Was sich immer richtig anhört, muß nicht immer richtig sein: Auch die Münchner Bayern sind mal unclever, gewinnen aber trotzdem 3:2 beim VfL Bochum  ■ Aus Bochum Christoph Biermann

Das Gras ist grün, und der FC Bayern ist kühl, clever, berechnend, abgezockt. Und weil das so tief im Bewußtsein aller verankert ist, ist es auch so, wenn es nicht so ist. „Die Bayern waren einfach cleverer“, meinte also Thomas Stickroth, Libero beim VfL Bochum und sonst eigentlich eher ein Mann für analytische Präzision. „Die Bayern sind unheimlich abgezockt“, sekundierte also auch sein Mannschaftskamerad Mirko Dickhaut bei der Betrachtung des 3:2-Sieges der Münchner im Ruhrstadion. Das hört sich immer richtig an, stimmte allerdings überhaupt nicht. Von Berechnung und Coolness der Bayern war so viel zu sehen, wie Grün auf einer frisch umgegrabenen Wiese. „Wir haben in der zweiten Halbzeit viel gelitten“, stöhnte Giovanni Trapattoni, der auf der Trainerbank dieses Leiden mit den schönsten Grimassen illustriert, pausenlos auf alles und jeden eingeredet und veitstanzend wild gestikuliert hatte. Für sein Team ohne Matthäus, Strunz, Rizzitelli und den früh verletzt ausgewechselten Elber wurde es ziemlich eng. Im Tohuwabohu der letzten halben Stunde quälte den rippengeprellten Thomas Helmer zudem verzweifelt die Atemnot: „Ich konnte nicht schreien und damit die Abwehr organisieren.“ Und während die Bochumer zum Schluß mit einem halben Dutzend Offensivspielern das Tor der Bayern berannten, vergaben die Münchner aufs hitzigste die besten Kontermöglichkeiten. Carsten Jancker, der sich dabei ganz besonders profilierte, wußte am Ende schon gar nicht mehr, in welchem Wettbewerb er sich befand: „Wir haben zwar die Chancen versiebt, sind aber trotzdem weitergekommen.“

Pokal, Bundesliga, Europapokal, wer soll da im Fußball-Dauerbetrieb auch noch durchblicken. „Bei der Belastung kann man nicht mehr erwarten“, sagte Uli Hoeneß und meinte selbstverständlich nicht Janckers mangelnde Orientierung, sondern die Leistung seiner Mannschaft. Also jubelte der Bayern-Manager einfach mit und sprach wie alle von „super Stimmung und super Spiel“. Was es auch war, weil es eben so wenig kühl und abgezockt war, sondern aufgedreht und auf beiden Seiten von Fehlern nur so wimmelte.

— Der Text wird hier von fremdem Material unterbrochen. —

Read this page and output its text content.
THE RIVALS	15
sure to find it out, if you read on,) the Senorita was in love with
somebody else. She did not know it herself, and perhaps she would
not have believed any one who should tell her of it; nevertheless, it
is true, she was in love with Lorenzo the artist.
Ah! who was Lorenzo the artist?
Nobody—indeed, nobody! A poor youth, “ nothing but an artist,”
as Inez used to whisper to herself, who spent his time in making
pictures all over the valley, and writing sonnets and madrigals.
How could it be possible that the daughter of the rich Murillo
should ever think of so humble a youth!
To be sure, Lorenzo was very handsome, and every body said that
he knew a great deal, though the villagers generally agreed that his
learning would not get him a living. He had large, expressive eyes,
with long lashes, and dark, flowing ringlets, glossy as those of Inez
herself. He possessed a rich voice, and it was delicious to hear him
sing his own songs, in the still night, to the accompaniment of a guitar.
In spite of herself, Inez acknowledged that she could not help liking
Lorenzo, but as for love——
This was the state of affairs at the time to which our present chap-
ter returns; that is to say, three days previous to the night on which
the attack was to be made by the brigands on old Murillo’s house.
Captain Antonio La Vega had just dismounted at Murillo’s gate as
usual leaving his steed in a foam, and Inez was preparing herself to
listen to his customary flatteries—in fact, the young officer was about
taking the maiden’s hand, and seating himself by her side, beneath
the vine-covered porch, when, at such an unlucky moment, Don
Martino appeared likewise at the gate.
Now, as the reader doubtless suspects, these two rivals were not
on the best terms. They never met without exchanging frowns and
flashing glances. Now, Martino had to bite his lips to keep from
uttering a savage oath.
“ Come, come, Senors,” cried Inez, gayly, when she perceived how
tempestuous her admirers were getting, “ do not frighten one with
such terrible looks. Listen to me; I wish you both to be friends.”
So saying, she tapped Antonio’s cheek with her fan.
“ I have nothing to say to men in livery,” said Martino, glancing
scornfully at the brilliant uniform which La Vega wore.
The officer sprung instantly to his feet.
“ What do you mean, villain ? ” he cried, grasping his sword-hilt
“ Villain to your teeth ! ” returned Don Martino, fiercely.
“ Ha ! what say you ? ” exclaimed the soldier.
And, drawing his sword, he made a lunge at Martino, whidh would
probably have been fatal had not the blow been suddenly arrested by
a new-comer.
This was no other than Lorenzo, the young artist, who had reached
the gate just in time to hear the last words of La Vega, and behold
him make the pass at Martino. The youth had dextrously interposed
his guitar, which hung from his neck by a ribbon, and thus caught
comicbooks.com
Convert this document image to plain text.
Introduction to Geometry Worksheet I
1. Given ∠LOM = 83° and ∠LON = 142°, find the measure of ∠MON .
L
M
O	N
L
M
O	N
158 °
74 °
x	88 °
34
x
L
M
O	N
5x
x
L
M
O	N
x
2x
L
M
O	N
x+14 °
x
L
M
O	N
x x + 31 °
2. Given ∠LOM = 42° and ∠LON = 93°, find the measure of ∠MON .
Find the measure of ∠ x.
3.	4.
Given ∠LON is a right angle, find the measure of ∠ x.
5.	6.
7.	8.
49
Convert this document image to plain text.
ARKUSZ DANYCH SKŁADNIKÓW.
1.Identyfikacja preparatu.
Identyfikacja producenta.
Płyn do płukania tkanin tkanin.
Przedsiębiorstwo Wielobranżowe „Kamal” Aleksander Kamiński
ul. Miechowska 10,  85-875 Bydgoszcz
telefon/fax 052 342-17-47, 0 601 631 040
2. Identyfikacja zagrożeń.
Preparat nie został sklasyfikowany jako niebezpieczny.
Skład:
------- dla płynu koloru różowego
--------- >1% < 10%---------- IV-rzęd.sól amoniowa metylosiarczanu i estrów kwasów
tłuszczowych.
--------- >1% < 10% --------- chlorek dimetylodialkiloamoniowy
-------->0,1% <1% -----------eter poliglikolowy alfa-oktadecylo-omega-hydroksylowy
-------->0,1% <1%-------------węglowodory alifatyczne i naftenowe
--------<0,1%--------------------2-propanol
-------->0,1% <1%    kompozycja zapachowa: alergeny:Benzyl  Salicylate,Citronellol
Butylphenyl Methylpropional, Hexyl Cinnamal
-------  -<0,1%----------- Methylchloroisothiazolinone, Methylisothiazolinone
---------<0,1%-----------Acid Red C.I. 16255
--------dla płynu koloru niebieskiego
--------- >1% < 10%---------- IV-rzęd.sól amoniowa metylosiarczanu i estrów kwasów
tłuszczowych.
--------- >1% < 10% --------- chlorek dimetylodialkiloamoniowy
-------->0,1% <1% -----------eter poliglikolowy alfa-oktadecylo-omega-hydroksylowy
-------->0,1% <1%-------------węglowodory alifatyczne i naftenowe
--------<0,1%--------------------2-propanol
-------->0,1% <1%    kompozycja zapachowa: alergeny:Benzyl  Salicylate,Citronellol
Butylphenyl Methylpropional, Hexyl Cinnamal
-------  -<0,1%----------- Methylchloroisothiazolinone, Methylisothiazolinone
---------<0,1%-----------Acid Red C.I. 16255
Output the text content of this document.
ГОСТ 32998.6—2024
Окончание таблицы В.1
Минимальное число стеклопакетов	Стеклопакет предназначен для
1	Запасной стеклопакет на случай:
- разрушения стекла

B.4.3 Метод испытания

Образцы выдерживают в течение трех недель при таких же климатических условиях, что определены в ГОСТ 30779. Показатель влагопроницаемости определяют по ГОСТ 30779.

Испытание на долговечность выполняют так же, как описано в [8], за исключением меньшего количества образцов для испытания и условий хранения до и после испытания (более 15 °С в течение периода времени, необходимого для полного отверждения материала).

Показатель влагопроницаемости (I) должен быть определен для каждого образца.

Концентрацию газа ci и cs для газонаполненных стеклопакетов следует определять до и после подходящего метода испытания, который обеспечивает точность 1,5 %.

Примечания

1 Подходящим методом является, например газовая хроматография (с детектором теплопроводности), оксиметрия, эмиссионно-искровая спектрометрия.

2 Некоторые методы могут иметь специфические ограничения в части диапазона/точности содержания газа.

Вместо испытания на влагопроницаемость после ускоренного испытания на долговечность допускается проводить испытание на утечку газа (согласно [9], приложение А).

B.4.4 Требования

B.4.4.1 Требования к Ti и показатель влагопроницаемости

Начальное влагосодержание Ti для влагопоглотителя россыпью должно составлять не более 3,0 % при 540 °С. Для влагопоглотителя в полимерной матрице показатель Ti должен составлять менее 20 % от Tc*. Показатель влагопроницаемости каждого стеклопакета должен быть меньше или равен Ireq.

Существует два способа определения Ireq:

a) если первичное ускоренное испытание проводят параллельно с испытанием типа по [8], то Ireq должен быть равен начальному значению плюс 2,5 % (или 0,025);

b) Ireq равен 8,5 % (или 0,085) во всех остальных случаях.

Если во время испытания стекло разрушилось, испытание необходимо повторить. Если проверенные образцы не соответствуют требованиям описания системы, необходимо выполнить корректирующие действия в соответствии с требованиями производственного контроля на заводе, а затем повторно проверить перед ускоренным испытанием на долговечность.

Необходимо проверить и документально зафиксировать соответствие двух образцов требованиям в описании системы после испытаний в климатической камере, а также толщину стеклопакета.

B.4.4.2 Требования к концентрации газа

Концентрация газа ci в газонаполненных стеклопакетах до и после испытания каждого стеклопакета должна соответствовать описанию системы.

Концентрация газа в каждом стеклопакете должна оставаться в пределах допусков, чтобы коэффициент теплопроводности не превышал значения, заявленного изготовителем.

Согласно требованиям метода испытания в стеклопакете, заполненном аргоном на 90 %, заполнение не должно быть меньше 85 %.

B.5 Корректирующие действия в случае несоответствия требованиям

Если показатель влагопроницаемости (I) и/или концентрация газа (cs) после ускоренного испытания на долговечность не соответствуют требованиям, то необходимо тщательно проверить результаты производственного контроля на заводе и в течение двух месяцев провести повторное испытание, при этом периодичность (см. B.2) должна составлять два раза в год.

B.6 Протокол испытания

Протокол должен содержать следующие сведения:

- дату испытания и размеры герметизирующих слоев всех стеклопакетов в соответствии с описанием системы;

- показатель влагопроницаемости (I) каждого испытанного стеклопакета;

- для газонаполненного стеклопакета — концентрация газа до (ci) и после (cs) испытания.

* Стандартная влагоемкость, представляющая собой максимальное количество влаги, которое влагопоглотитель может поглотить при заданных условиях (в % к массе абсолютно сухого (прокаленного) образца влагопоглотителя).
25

So verlor Mario Basler in der eigenen Hälfte den Ball und leitete damit das Bochumer 1:0 in der 17. Minute ein. „Bei eigener Führung wollten wir hinten sicher stehen und die Bayern brutal auskontern“, sagte Klaus Toppmöller. Aber die Coolness-Vorgabe des Bochumer Trainers hielt nur sechs Minuten, dann glich Basler („So was kann ich von Mario doch erwarten“, meinte Oliver Kahn) per glücklichem Fernschuß wieder aus. Weitere zehn Minuten später kassierte der VfL sein in dieser Saison obligatorisches Freistoßtor, und Mario Basler machte sich damit zum Spieler des Tages. Nach zehn Tagen ohne Training und von einer Erkältung geplagt, „wußte ich morgens selbst nicht, daß ich spielen würde“. Giovanni Trapattoni setzte ihn trotzdem ein – die Erklärung dafür allerdings blieb in den Nebeln seines italo-alemannischen Kauderwelsches verborgen. Vielleicht war das ja Cleverness.

Nach 55 Minuten durfte Basler gehen, 63 Sekunden später erzielte der für ihn eingewechselte Alexander Zickler das 1:3 – nach einem Freistoß natürlich. „Die haben eigentlich kein Tor aus dem Spiel heraus erzielt“, maulte Stickroth. Aber irgendwie kam der VfL, „die leidenschaftlichere und bessere Mannschaft“ (Toppmöller), mit seinen Vorhaben hinten und vorne nicht hin. „Die Bayern hatten zuletzt so schlecht gespielt, wir wollten ihnen als erste einen auf die Mütze geben“, sagte Dariusz Wosz. Den letzten Anlauf dazu stoppte dann Torsten Kracht, dessen Zweikämpfe mit dem glatzköpfigen Riesen Carsten Jancker Stoff für ein Wrestling-Programm geboten hätte. An seinem Geburtstag sah Kracht acht Minuten vor dem Abpfiff zum vierten Mal in nur 36 Bundesligaspielen die gelb-rote Karte.

So gewannen die Münchner die „schöne, große Partie“ (Trapattoni) mit Nüsternlänge. Und der inzwischen wieder zu Luft gekommene Thomas Helmer spähte bereits den 1. FC Kaiserslautern als ernsthaften Konkurrenten um den Meisterschaftsgewinn aus: „Am Anfang hat man vielleicht noch gelächelt, aber das ist bei denen nicht mehr allein Glück.“

FC Bayern München: Kahn – Helmer – Babbel, Kuffour – Basler (55. Zickler), Hamann (90. Lizarazu), Fink, Nerlinger, Tarnat – Elber (26. Scholl), Jancker

Zuschauer: 31.222 (ausverkauft)

Tore: 1:0 Gülünoglu (16.), 1:1 Basler (23.), 1:2 Basler (34.), 1:3 Zickler (56.), 2:3 Juran (64.)